Chile’s regulator has defended its decision not to include rural coverage requirements in its 5G spectrum tender.
The country’s Department of Telecommunications - known as Subtel (Subsecretaria de Telecomunicaciones) - has come under fire for the omission from consumer rights group Conadecus, reports CommsUpdate.
A block of 700MHz spectrum is available in the upcoming 5G spectrum auction, and since this frequency is useful for providing coverage in remote rural areas, Conadecus advocates that the winning bidder should be obliged to use the airwaves for this purpose.
However, Chile’s Undersecretary of Telecommunications Pamela Gidi has countered that fibre will be more effective at delivering connectivity to more remote areas than 5G. Local news outlet Diario Financiero quoted Gidi as saying that: “5G is not a tool for closing the digital divide and the big problem is the fixed internet.”

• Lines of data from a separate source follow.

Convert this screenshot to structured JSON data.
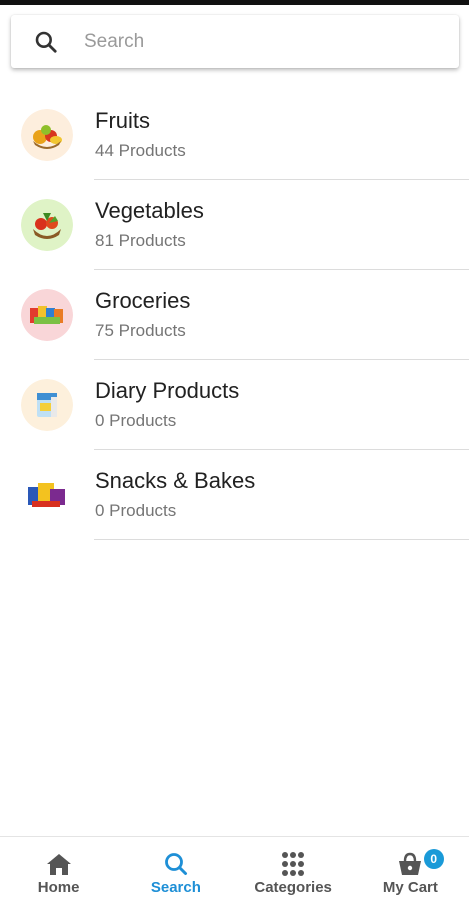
{
  "search": {
    "placeholder": "Search"
  },
  "categories": [
    {
      "name": "Fruits",
      "count": "44 Products",
      "image": "fruits-basket"
    },
    {
      "name": "Vegetables",
      "count": "81 Products",
      "image": "vegetables-basket"
    },
    {
      "name": "Groceries",
      "count": "75 Products",
      "image": "grocery-packs"
    },
    {
      "name": "Diary Products",
      "count": "0 Products",
      "image": "dairy-pack"
    },
    {
      "name": "Snacks & Bakes",
      "count": "0 Products",
      "image": "snack-packs"
    }
  ],
  "bottom_nav": {
    "items": [
      {
        "label": "Home",
        "icon": "home-icon"
      },
      {
        "label": "Search",
        "icon": "search-icon",
        "active": true
      },
      {
        "label": "Categories",
        "icon": "grid-icon"
      },
      {
        "label": "My Cart",
        "icon": "basket-icon"
      }
    ],
    "cart_count": "0"
  },
  "colors": {
    "accent": "#1e8fd6",
    "badge": "#1a9ad8",
    "text": "#212121",
    "subtext": "#757575"
  }
}
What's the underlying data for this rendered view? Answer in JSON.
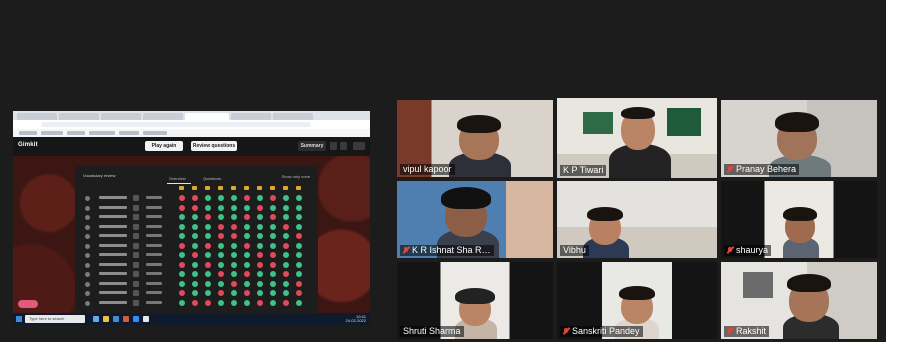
{
  "screen_share": {
    "app_logo": "Gimkit",
    "buttons": {
      "play_again": "Play again",
      "review": "Review questions",
      "summary": "Summary"
    },
    "board_title": "Vocabulary review",
    "tabs": [
      "Overview",
      "Questions"
    ],
    "filter_label": "Show only none",
    "taskbar": {
      "search_placeholder": "Type here to search",
      "time": "10:41",
      "date": "24-02-2022"
    },
    "correct_color": "#3fc28a",
    "wrong_color": "#e04a5a"
  },
  "participants": [
    {
      "name": "vipul kapoor",
      "muted": false,
      "active": false
    },
    {
      "name": "K P Tiwari",
      "muted": false,
      "active": true
    },
    {
      "name": "Pranay Behera",
      "muted": true,
      "active": false
    },
    {
      "name": "K R Ishnat Sha R…",
      "muted": true,
      "active": false
    },
    {
      "name": "Vibhu",
      "muted": false,
      "active": false
    },
    {
      "name": "shaurya",
      "muted": true,
      "active": false
    },
    {
      "name": "Shruti Sharma",
      "muted": false,
      "active": false
    },
    {
      "name": "Sanskriti Pandey",
      "muted": true,
      "active": false
    },
    {
      "name": "Rakshit",
      "muted": true,
      "active": false
    }
  ]
}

Gidi noted that 54% of the country’s population has access to fixed broadband, but only a quarter of these are fibre connections. She added that affordability was frequently an issue, and noted that in order to redress the balance Subtel was considering a universal service bill as well as subsidies.
Movistar commended the omission of rural coverage requirements, with the operator’s Director of Strategy, Regulation and Corporate Affairs Fernando Saizb arguing: “5G is not a panacea, it is a super important technology for industrial uses, automating processes and applications such as IoT. It is useful for companies and entrepreneurs but not so much for people.”